The final rule also has vital public health implications, allowing parents to object, on religious or moral grounds, to their children receiving certain health services relating to suicide prevention, hearing loss screenings for newborns, child abuse prevention and treatment, and pediatric vaccines. Amidst a US measles outbreak, the rule could reinforce dangerous misconceptions about vaccine safety and effectiveness, placing religious beliefs above the health of children. Parents could object to vaccines for their children, while nurses could decline to administer potentially life-saving vaccines.

Finally, the rule could reinforce stigmas or legitimize discrimination against women; gay, lesbian, bisexual, or transgender individuals; those with HIV/AIDS, individuals forcefully victimized by sex trafficking or those who have been previously treated for substance or alcohol abuse. The list of personal biases, now qualified as personal moral convictions, could literally lead to any interpretation and will no doubt bring about widespread tragedies the likes of which our nation has seen in decades.

The new rule will discourage treatment-seeking behavior and create new stigmas, the likes of which we can’t imagine. Discrimination conflicts with other civil rights protections at state and federal levels, and can dissuade entire classes of persons from seeking needed medical care.

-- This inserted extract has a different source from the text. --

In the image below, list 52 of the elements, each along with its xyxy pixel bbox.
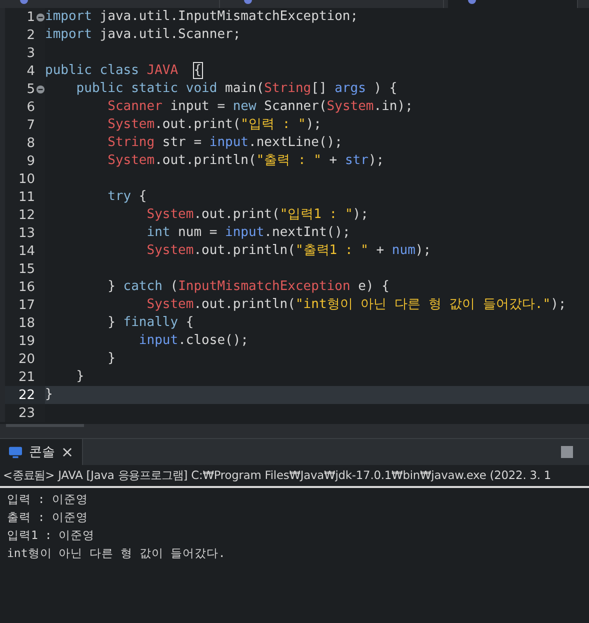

The new rule takes effect July 2019 and major questions remain on how the rule will be enforced. For example, how will it affect Emergency Medical Treatment and Labor Act requirements for emergency medical care? How will it align with anti discrimination provisions under the Affordable Care Act? San Francisco recently launched a lawsuit against HHS alleging the rule will impair access to care.

Ethically, healthcare workers and organizations have the right to their sincerely held religious and conscientious beliefs. Patients also have rights to be treated fairly, especially when it comes to their health and well-being. The lingering question is whether that delicate balance has now tipped against patients who deserve equal access to essential medical services.